Once the terrorists are already in the country, though, that hesitancy will vanish. Anyone who doubts that has not been watching the courts’ pro-terrorist decisions over the last eight years, to say nothing of such rulings as the 9th Circuit’s recent directive that California release over 40,000 convicted inmates in order to relieve the supposed overcrowding in the state’s prisons. Indeed, the Obama administration has already floated the idea of releasing Gitmo detainees in the U.S. — and providing public welfare payments to support them — as an example for other countries to follow. And Jennifer Daskal, now advising Holder on detainee issues, spent years as a Human Rights Watch activist campaigning for Gitmo to be shuttered, and detainees released in the United States, if other countries are unwilling to take them. Human Rights Watch also maintains that U.S. “supermax” prisons, where terrorists convicted in civilian courts are incarcerated, are inhumane.

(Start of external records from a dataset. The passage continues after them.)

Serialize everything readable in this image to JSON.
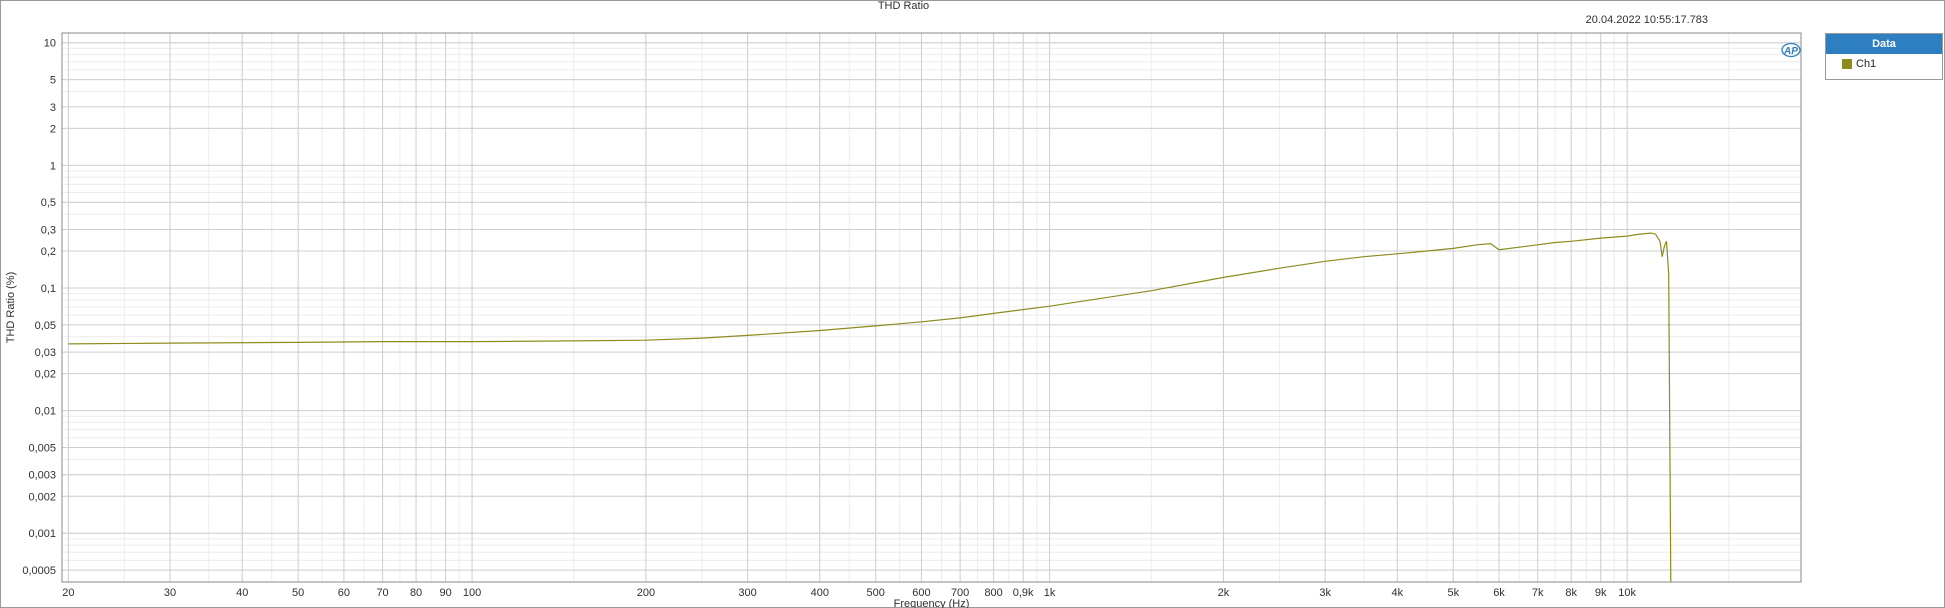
{
  "chart_data": {
    "type": "line",
    "title": "THD Ratio",
    "timestamp": "20.04.2022 10:55:17.783",
    "xlabel": "Frequency (Hz)",
    "ylabel": "THD Ratio (%)",
    "x_scale": "log",
    "y_scale": "log",
    "xlim": [
      19.5,
      20000
    ],
    "ylim": [
      0.0004,
      12
    ],
    "grid": true,
    "legend_title": "Data",
    "legend_placement": "right",
    "x_ticks": [
      {
        "v": 20,
        "t": "20"
      },
      {
        "v": 30,
        "t": "30"
      },
      {
        "v": 40,
        "t": "40"
      },
      {
        "v": 50,
        "t": "50"
      },
      {
        "v": 60,
        "t": "60"
      },
      {
        "v": 70,
        "t": "70"
      },
      {
        "v": 80,
        "t": "80"
      },
      {
        "v": 90,
        "t": "90"
      },
      {
        "v": 100,
        "t": "100"
      },
      {
        "v": 200,
        "t": "200"
      },
      {
        "v": 300,
        "t": "300"
      },
      {
        "v": 400,
        "t": "400"
      },
      {
        "v": 500,
        "t": "500"
      },
      {
        "v": 600,
        "t": "600"
      },
      {
        "v": 700,
        "t": "700"
      },
      {
        "v": 800,
        "t": "800"
      },
      {
        "v": 900,
        "t": "0,9k"
      },
      {
        "v": 1000,
        "t": "1k"
      },
      {
        "v": 2000,
        "t": "2k"
      },
      {
        "v": 3000,
        "t": "3k"
      },
      {
        "v": 4000,
        "t": "4k"
      },
      {
        "v": 5000,
        "t": "5k"
      },
      {
        "v": 6000,
        "t": "6k"
      },
      {
        "v": 7000,
        "t": "7k"
      },
      {
        "v": 8000,
        "t": "8k"
      },
      {
        "v": 9000,
        "t": "9k"
      },
      {
        "v": 10000,
        "t": "10k"
      }
    ],
    "y_ticks": [
      {
        "v": 10,
        "t": "10"
      },
      {
        "v": 5,
        "t": "5"
      },
      {
        "v": 3,
        "t": "3"
      },
      {
        "v": 2,
        "t": "2"
      },
      {
        "v": 1,
        "t": "1"
      },
      {
        "v": 0.5,
        "t": "0,5"
      },
      {
        "v": 0.3,
        "t": "0,3"
      },
      {
        "v": 0.2,
        "t": "0,2"
      },
      {
        "v": 0.1,
        "t": "0,1"
      },
      {
        "v": 0.05,
        "t": "0,05"
      },
      {
        "v": 0.03,
        "t": "0,03"
      },
      {
        "v": 0.02,
        "t": "0,02"
      },
      {
        "v": 0.01,
        "t": "0,01"
      },
      {
        "v": 0.005,
        "t": "0,005"
      },
      {
        "v": 0.003,
        "t": "0,003"
      },
      {
        "v": 0.002,
        "t": "0,002"
      },
      {
        "v": 0.001,
        "t": "0,001"
      },
      {
        "v": 0.0005,
        "t": "0,0005"
      }
    ],
    "series": [
      {
        "name": "Ch1",
        "color": "#8c8c1e",
        "x": [
          20,
          30,
          50,
          70,
          100,
          150,
          200,
          250,
          300,
          400,
          500,
          600,
          700,
          800,
          1000,
          1500,
          2000,
          2500,
          3000,
          3500,
          4000,
          4500,
          5000,
          5500,
          5800,
          6000,
          6500,
          7000,
          7500,
          8000,
          9000,
          10000,
          10500,
          11000,
          11200,
          11400,
          11500,
          11600,
          11700,
          11800,
          11900
        ],
        "y": [
          0.035,
          0.0355,
          0.036,
          0.0365,
          0.0365,
          0.037,
          0.0375,
          0.039,
          0.041,
          0.045,
          0.049,
          0.053,
          0.057,
          0.062,
          0.071,
          0.095,
          0.122,
          0.145,
          0.165,
          0.18,
          0.19,
          0.2,
          0.21,
          0.225,
          0.23,
          0.205,
          0.215,
          0.225,
          0.235,
          0.24,
          0.255,
          0.265,
          0.275,
          0.28,
          0.275,
          0.24,
          0.18,
          0.22,
          0.24,
          0.13,
          0.0004
        ]
      }
    ]
  },
  "watermark": "AP"
}
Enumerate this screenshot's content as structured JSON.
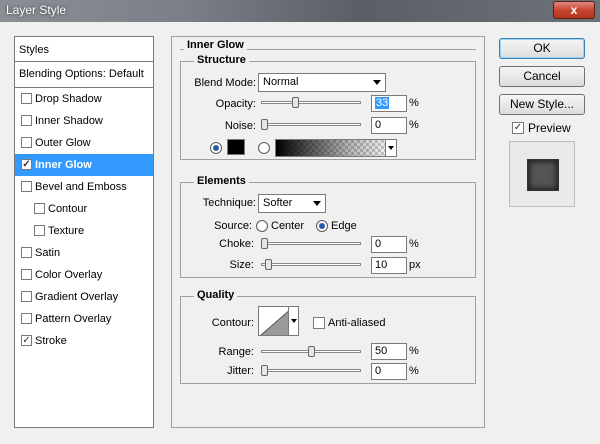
{
  "window": {
    "title": "Layer Style",
    "close_label": "x"
  },
  "styles_panel": {
    "header": "Styles",
    "blending": "Blending Options: Default",
    "items": [
      {
        "label": "Drop Shadow",
        "checked": false,
        "selected": false,
        "indent": false
      },
      {
        "label": "Inner Shadow",
        "checked": false,
        "selected": false,
        "indent": false
      },
      {
        "label": "Outer Glow",
        "checked": false,
        "selected": false,
        "indent": false
      },
      {
        "label": "Inner Glow",
        "checked": true,
        "selected": true,
        "indent": false
      },
      {
        "label": "Bevel and Emboss",
        "checked": false,
        "selected": false,
        "indent": false
      },
      {
        "label": "Contour",
        "checked": false,
        "selected": false,
        "indent": true
      },
      {
        "label": "Texture",
        "checked": false,
        "selected": false,
        "indent": true
      },
      {
        "label": "Satin",
        "checked": false,
        "selected": false,
        "indent": false
      },
      {
        "label": "Color Overlay",
        "checked": false,
        "selected": false,
        "indent": false
      },
      {
        "label": "Gradient Overlay",
        "checked": false,
        "selected": false,
        "indent": false
      },
      {
        "label": "Pattern Overlay",
        "checked": false,
        "selected": false,
        "indent": false
      },
      {
        "label": "Stroke",
        "checked": true,
        "selected": false,
        "indent": false
      }
    ]
  },
  "inner_glow": {
    "title": "Inner Glow",
    "structure": {
      "title": "Structure",
      "blend_mode_label": "Blend Mode:",
      "blend_mode": "Normal",
      "opacity_label": "Opacity:",
      "opacity": "33",
      "opacity_pct": 33,
      "noise_label": "Noise:",
      "noise": "0",
      "noise_pct": 0,
      "percent": "%"
    },
    "elements": {
      "title": "Elements",
      "technique_label": "Technique:",
      "technique": "Softer",
      "source_label": "Source:",
      "source_center": "Center",
      "source_edge": "Edge",
      "choke_label": "Choke:",
      "choke": "0",
      "choke_pct": 0,
      "size_label": "Size:",
      "size": "10",
      "size_pct": 4,
      "percent": "%",
      "px": "px"
    },
    "quality": {
      "title": "Quality",
      "contour_label": "Contour:",
      "anti_aliased_label": "Anti-aliased",
      "range_label": "Range:",
      "range": "50",
      "range_pct": 50,
      "jitter_label": "Jitter:",
      "jitter": "0",
      "jitter_pct": 0,
      "percent": "%"
    }
  },
  "buttons": {
    "ok": "OK",
    "cancel": "Cancel",
    "new_style": "New Style...",
    "preview_label": "Preview",
    "preview_checked": true
  }
}
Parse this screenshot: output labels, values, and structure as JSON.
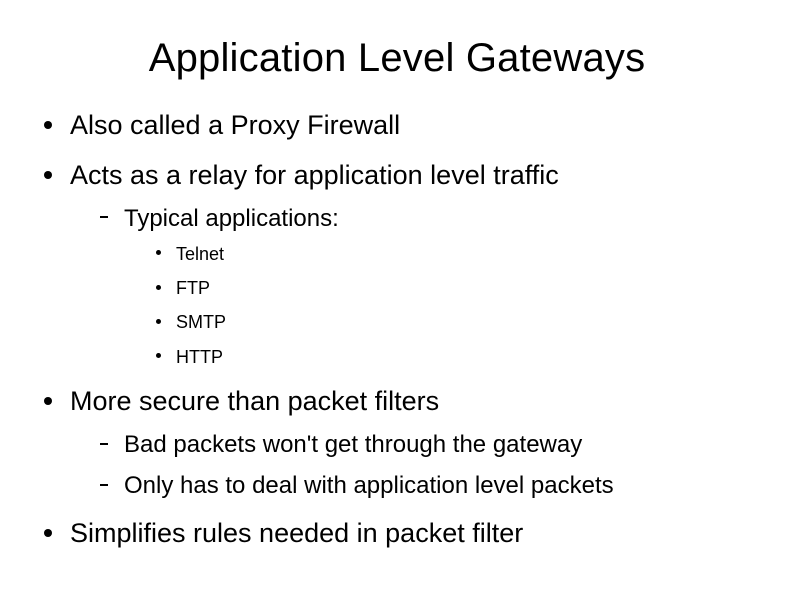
{
  "slide": {
    "title": "Application Level Gateways",
    "bullets": [
      {
        "text": "Also called a Proxy Firewall"
      },
      {
        "text": "Acts as a relay for application level traffic",
        "sub": [
          {
            "text": "Typical applications:",
            "sub": [
              {
                "text": "Telnet"
              },
              {
                "text": "FTP"
              },
              {
                "text": "SMTP"
              },
              {
                "text": "HTTP"
              }
            ]
          }
        ]
      },
      {
        "text": "More secure than packet filters",
        "sub": [
          {
            "text": "Bad packets won't get through the gateway"
          },
          {
            "text": "Only has to deal with application level packets"
          }
        ]
      },
      {
        "text": "Simplifies rules needed in packet filter"
      }
    ]
  }
}
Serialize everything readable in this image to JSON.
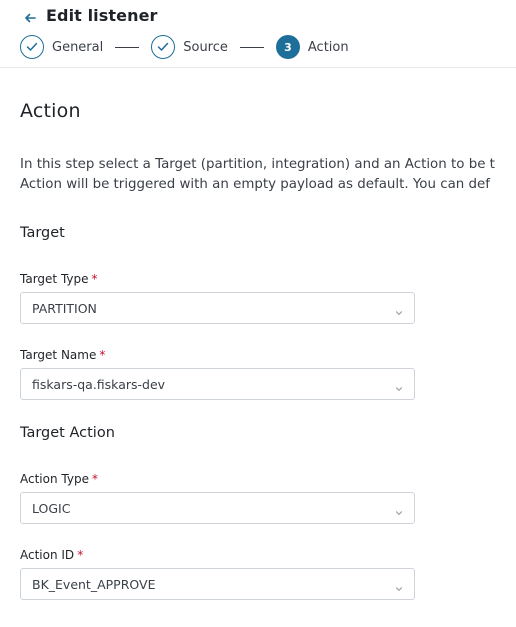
{
  "header": {
    "title": "Edit listener",
    "steps": [
      {
        "number": "1",
        "label": "General",
        "state": "done"
      },
      {
        "number": "2",
        "label": "Source",
        "state": "done"
      },
      {
        "number": "3",
        "label": "Action",
        "state": "active"
      }
    ]
  },
  "main": {
    "section_title": "Action",
    "description_line1": "In this step select a Target (partition, integration) and an Action to be t",
    "description_line2": "Action will be triggered with an empty payload as default. You can def",
    "target_group": {
      "title": "Target",
      "target_type": {
        "label": "Target Type",
        "required_mark": "*",
        "value": "PARTITION"
      },
      "target_name": {
        "label": "Target Name",
        "required_mark": "*",
        "value": "fiskars-qa.fiskars-dev"
      }
    },
    "action_group": {
      "title": "Target Action",
      "action_type": {
        "label": "Action Type",
        "required_mark": "*",
        "value": "LOGIC"
      },
      "action_id": {
        "label": "Action ID",
        "required_mark": "*",
        "value": "BK_Event_APPROVE"
      }
    }
  },
  "colors": {
    "accent": "#1d6e99",
    "required": "#c8102e",
    "border": "#cfd4da"
  },
  "icons": {
    "back": "arrow-left-icon",
    "step_done": "check-icon",
    "select": "chevron-down-icon"
  }
}
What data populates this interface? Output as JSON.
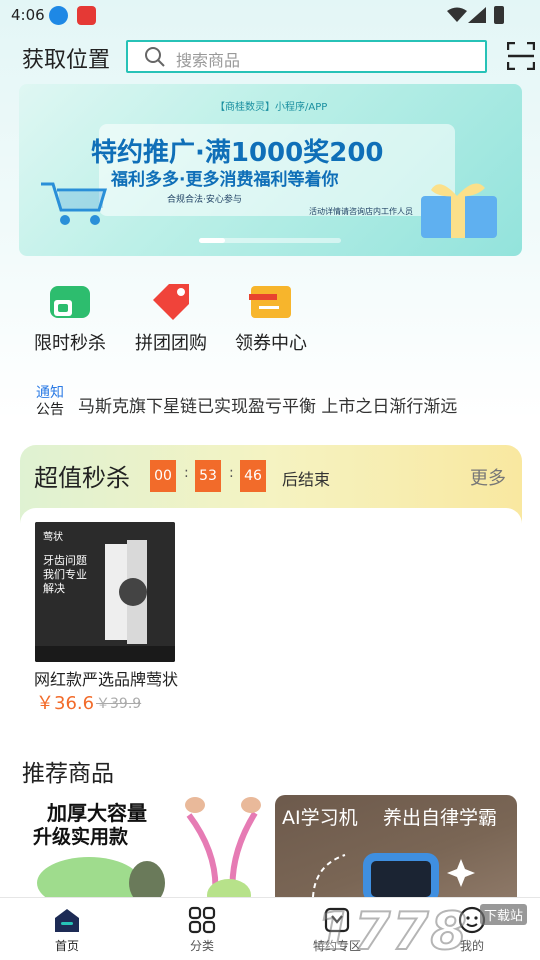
{
  "status_bar": {
    "time": "4:06"
  },
  "header": {
    "location_label": "获取位置",
    "search_placeholder": "搜索商品"
  },
  "banner": {
    "mini_program_label": "【商桂数灵】小程序/APP",
    "title": "特约推广·满1000奖200",
    "subtitle": "福利多多·更多消费福利等着你",
    "tagline": "合规合法·安心参与",
    "note": "活动详情请咨询店内工作人员",
    "active_slide": 1,
    "slide_count": 5
  },
  "quick_menu": [
    {
      "label": "限时秒杀",
      "icon": "flash-sale-icon",
      "color": "#2dbd6e"
    },
    {
      "label": "拼团团购",
      "icon": "group-buy-tag-icon",
      "color": "#f0433a"
    },
    {
      "label": "领券中心",
      "icon": "coupon-icon",
      "color": "#f7b52c"
    }
  ],
  "notice": {
    "badge_top": "通知",
    "badge_bottom": "公告",
    "text": "马斯克旗下星链已实现盈亏平衡 上市之日渐行渐远"
  },
  "flash_sale": {
    "title": "超值秒杀",
    "countdown": {
      "hours": "00",
      "minutes": "53",
      "seconds": "46"
    },
    "countdown_suffix": "后结束",
    "more_label": "更多",
    "product": {
      "name": "网红款严选品牌莺状牙膏",
      "price": "￥36.6",
      "original_price": "￥39.9",
      "image_lines": [
        "莺状",
        "牙齿问题",
        "我们专业",
        "解决"
      ]
    }
  },
  "recommended": {
    "title": "推荐商品",
    "cards": [
      {
        "line1": "加厚大容量",
        "line2": "升级实用款"
      },
      {
        "line1": "AI学习机",
        "line2": "养出自律学霸"
      }
    ]
  },
  "bottom_nav": [
    {
      "label": "首页",
      "icon": "home-icon",
      "active": true
    },
    {
      "label": "分类",
      "icon": "category-grid-icon",
      "active": false
    },
    {
      "label": "特约专区",
      "icon": "special-zone-icon",
      "active": false
    },
    {
      "label": "我的",
      "icon": "profile-icon",
      "active": false
    }
  ],
  "watermark": {
    "text": "1778",
    "tag": "下载站"
  },
  "colors": {
    "accent_teal": "#27c2b7",
    "price_orange": "#f26b2a",
    "countdown_bg": "#f26b2a"
  }
}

Even if they are not released, the presence of terrorists in American prisons creates enormous security problems. In 2000, while purportedly preparing for his trial on charges of bombing U.S. embassies in Africa, an al-Qaeda inmate maimed a prison guard in an attempt to break himself and his confederates out of jail. Sayyid Nosair helped plot the 1993 World Trade Center bombing from Attica prison in New York, even as he recruited new terrorists and conspired to escape. Despite maximum-security confinement conditions, other WTC bombers were permitted to communicate by mail with overseas terror cells. And from the federal prison where he is serving a life sentence for terrorism, the notorious “Blind Sheikh,” Omar Abdel Rahman, issued the fatwa approving the 9/11 attacks. With the help of his now-convicted lawyer, he continued guiding his Egyptian terrorist organization.
Despite this record, the Obama administration says it can securely detain additional hundreds of terrorists. This claim would be hard to swallow even if Holder’s Justice Department were not now caving in to jihadists’ complaints that confinement conditions in civilian prisons are too onerous. DOJ has just moved the “shoe bomber,” Richard Reid, into the general prison population after he contended that heightened security measures designed to hinder terrorists violated the First Amendment by denying his alleged right to communal prayer with other jihadists.
The detainees should be kept at Gitmo. Situated on a U.S. naval base outside the country, it optimizes security and minimizes the threat imprisoned terrorists pose to the public. It is a fastidiously humane facility. With the trumped-up critiques of Gitmo muted by the embarrassing reluctance of its severest European critics to accept custody of the prisoners, none but the most inflexible leftists are bothering about its continued operation. Gitmo is money well spent. The TCC would be money poorly spent — and a dangerous blunder.